A very close and detailed study of how the most robust antibodies work to block the HIV virus as it seeks entry into healthy cells has revealed a new direction for researchers hoping to design an effective vaccine.
"Our study clearly showed that we’ve been overlooking a very important component of antibody function," says S. Munir Alam, PhD, an associate professor of medicine at Duke University Medical Center and lead author of the paper appearing in the Proceedings of the National Academy of Sciences.
Alam, a member of the Duke Human Vaccine Institute and study senior author Bing Chen, PhD, assistant professor of paediatrics, Harvard Medical School and Children’s Hospital Boston, studied two potentially powerful antibodies against HIV, 2F5 and 4E10. Both of these are rare, broadly neutralising antibodies, meaning that they can block a number of different strains of the HIV virus. They accomplish that by binding to the "Achilles heel" of the virus – the so-called outer coat membrane proximal region – a part of the outer protein coating next to the viral membrane that opens up and is exposed to the antibodies for just a few minutes during the process of cell fusion and infection.
But the problem for infection control is that such powerful antibodies are rare in HIV infection, and current experimental vaccines have been unable to generate such antibodies. In addition, the window of opportunity for such antibodies to act is very narrow.
"The target region on the virus is only open for a few minutes – maybe 15 minutes or less," says Alam. "Unless the antibody is very close by and ready to home in on it, it won’t work. That means our goal has to be the creation of a vaccine that can induce a whole lot more of these antibodies and have them ready to go at the earliest moment of infection."
"Fortunately, our study gave us new information that will help us accomplish this goal," says Chen.
The 2F5 and 4E10 antibodies have unusually long, loopy protein segments that are hydrophobic, meaning that they are attracted to lipids. The researchers found that successful docking of the antibody to the HIV outer coat membrane region required antibody attachment to HIV’s membrane, which contains lipid.

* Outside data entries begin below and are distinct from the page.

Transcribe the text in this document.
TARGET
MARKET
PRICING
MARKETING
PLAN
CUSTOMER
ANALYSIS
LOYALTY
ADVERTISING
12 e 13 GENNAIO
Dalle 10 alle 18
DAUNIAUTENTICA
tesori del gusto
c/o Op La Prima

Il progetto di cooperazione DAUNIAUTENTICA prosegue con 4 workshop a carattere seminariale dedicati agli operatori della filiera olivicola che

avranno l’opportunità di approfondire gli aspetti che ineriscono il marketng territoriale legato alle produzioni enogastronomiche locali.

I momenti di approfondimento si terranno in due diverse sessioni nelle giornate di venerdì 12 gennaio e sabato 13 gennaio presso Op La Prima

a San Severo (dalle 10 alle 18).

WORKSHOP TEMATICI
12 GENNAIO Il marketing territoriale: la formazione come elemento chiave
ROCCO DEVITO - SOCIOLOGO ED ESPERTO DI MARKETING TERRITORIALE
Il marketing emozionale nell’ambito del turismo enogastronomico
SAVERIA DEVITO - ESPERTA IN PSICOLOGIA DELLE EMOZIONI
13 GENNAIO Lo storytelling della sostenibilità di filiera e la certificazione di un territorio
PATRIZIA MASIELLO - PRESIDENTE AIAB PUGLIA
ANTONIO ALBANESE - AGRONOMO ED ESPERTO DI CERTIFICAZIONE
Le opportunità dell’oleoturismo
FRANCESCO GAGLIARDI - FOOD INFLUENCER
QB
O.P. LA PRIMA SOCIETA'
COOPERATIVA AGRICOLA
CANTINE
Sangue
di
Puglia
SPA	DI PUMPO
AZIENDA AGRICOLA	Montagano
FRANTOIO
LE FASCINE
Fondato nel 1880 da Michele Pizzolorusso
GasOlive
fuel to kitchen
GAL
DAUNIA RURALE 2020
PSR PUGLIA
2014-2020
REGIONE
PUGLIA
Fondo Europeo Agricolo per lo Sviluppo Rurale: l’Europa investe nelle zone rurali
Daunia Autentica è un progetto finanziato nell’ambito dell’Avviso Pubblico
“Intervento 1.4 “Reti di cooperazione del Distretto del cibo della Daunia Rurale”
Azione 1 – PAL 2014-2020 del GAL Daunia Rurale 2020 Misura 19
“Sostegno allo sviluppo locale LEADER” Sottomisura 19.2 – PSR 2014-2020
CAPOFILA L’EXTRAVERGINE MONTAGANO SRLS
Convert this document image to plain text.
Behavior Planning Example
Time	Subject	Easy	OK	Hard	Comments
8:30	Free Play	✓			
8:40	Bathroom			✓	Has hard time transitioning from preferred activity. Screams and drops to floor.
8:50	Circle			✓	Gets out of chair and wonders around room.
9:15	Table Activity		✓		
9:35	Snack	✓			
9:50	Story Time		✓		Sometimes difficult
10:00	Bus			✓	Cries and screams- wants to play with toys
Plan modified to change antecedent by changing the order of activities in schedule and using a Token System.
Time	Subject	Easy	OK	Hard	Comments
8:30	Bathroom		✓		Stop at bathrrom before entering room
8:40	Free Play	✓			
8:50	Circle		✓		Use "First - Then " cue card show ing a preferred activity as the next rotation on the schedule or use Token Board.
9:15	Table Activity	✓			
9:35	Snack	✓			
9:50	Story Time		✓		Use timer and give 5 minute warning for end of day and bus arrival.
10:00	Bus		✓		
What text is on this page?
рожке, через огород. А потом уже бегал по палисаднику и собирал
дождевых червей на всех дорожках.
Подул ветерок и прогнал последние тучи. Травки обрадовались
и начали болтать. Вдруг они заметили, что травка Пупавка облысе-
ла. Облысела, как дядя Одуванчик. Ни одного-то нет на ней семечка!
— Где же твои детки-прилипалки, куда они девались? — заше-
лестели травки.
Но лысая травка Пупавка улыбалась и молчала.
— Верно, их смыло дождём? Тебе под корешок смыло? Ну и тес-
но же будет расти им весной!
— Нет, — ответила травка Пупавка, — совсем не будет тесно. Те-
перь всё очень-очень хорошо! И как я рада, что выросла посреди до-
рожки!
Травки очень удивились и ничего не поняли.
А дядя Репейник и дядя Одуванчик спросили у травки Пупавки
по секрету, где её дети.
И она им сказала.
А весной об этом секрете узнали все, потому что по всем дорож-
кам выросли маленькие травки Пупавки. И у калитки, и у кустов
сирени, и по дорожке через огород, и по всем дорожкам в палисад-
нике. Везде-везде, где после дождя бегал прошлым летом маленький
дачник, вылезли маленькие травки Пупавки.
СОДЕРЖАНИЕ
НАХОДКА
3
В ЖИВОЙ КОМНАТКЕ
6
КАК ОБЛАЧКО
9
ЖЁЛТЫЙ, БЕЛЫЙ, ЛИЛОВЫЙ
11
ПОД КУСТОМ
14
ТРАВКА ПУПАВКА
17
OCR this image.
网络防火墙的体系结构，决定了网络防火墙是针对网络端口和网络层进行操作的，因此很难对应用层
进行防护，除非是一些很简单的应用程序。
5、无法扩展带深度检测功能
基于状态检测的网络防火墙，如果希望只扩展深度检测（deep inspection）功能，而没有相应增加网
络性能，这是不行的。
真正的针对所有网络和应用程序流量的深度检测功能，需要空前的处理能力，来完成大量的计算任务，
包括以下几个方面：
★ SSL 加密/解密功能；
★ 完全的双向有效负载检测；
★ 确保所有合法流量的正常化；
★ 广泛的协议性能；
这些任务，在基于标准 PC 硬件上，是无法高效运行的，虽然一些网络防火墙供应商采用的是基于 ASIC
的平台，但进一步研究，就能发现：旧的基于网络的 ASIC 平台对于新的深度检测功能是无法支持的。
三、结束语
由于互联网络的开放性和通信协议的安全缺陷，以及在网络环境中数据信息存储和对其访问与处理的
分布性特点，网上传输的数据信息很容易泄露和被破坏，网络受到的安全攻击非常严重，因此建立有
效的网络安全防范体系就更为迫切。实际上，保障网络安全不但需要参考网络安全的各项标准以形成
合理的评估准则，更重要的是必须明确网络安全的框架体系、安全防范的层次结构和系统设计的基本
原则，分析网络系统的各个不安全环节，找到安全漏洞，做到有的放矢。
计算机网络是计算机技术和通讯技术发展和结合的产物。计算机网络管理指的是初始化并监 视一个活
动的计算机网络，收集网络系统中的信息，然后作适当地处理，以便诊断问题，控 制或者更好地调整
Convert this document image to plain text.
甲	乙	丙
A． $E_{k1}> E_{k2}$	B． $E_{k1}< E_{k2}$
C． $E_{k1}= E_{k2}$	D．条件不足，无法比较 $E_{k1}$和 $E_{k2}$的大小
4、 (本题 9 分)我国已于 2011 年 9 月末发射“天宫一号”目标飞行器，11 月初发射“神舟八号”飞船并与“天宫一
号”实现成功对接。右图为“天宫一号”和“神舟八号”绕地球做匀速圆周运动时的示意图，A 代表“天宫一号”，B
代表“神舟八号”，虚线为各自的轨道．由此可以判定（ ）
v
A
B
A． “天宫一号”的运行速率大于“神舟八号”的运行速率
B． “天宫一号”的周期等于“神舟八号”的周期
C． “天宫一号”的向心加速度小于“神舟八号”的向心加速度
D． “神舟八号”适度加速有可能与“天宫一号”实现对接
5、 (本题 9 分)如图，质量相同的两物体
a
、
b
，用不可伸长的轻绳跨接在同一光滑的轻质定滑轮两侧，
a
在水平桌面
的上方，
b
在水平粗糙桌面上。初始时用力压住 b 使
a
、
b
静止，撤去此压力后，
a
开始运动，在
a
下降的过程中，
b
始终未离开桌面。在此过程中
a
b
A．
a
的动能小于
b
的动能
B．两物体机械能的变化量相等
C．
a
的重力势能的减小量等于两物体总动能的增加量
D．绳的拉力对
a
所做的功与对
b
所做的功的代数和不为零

"This two-step mechanism, not previously appreciated, might extend to antibodies that protect against other viruses," says co-author Stephen Harrison, PhD, of Harvard Medical School, Children’s Hospital Boston, and the Howard Hughes Medical Institute.
The research team is already working on designing a vaccine that incorporates a lipid component. "The demonstration of the role of virion lipid reactivity in the overall function of these neutralising antibodies has provided key insights into what the immune system may need to see to make such antibodies", says co-author and Vaccine Institute Director Barton Haynes. "New vaccine designs trials based on these observations are now ongoing in animals."